The council should confront the lead hazard posed by its drinking water by acting to implement the provision of free water filters to remove lead for all D.C. households with children and homes which have frequent child visitors such as residences of their grandparents, as well as women of childbearing age. The provision of these water filters must be coupled with outreach, education and robust monitoring of their effectiveness, bringing in local workers and volunteers in a bottom-up process. D.C. government has the responsibility of protecting its residents as soon as possible, especially its children against exposure to lead in water. 

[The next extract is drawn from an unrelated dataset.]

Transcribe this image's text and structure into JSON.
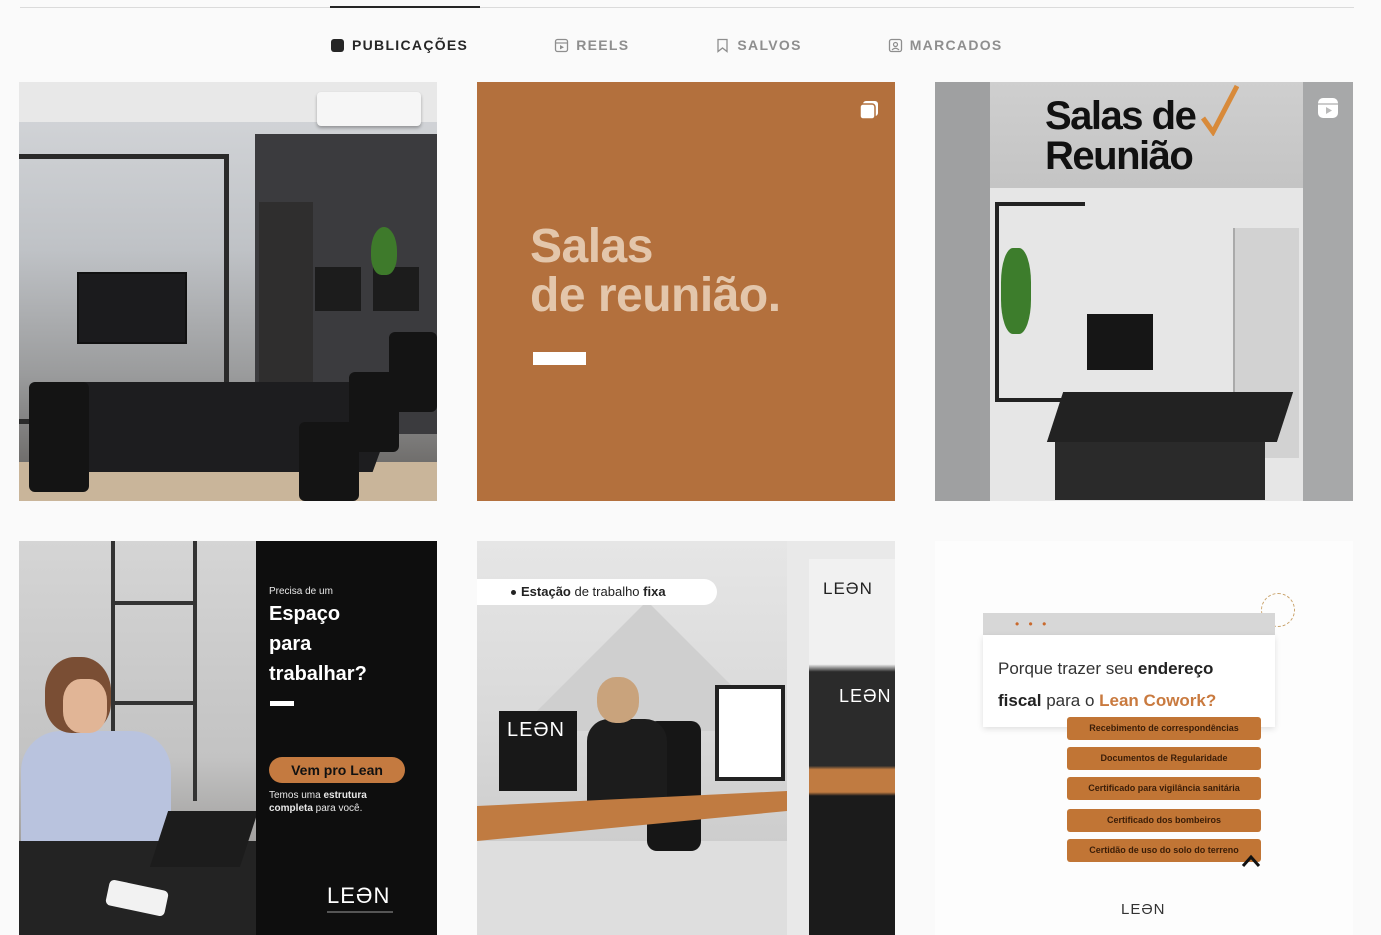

Therefore, given that many serious health conditions and disabilities result from lead exposure, particularly in children, as cited by the Department Of Energy and the Environment (DOEE), the council and members of the public should demand that the mayor immediately declare a public health emergency. Upon issuing this order, the mayor should immediately act to implement funding, tapping into the DOEE budget for childhood lead poisoning prevention and, if necessary, use local lead mitigation funds for the immediate provision of free lead water filters.

In addition to the negative health impacts of child poverty, the link between child poverty and criminal behavior is well established. Violence itself should be seen as a public health crisis. Therefore, child poverty in D.C. should also be recognized by our mayor as an ongoing public health emergency, until it is eliminated.

David Schwartzman is the chair of the D.C. Statehood Green Party’s Political Policy and Action Committee. He is the party’s representative to the Fair Budget Coalition and Steering Committee member, member of ONE D.C., Empower D.C. and Metro D.C. Democratic Socialists of America. He is also a Professor Emeritus at Howard University.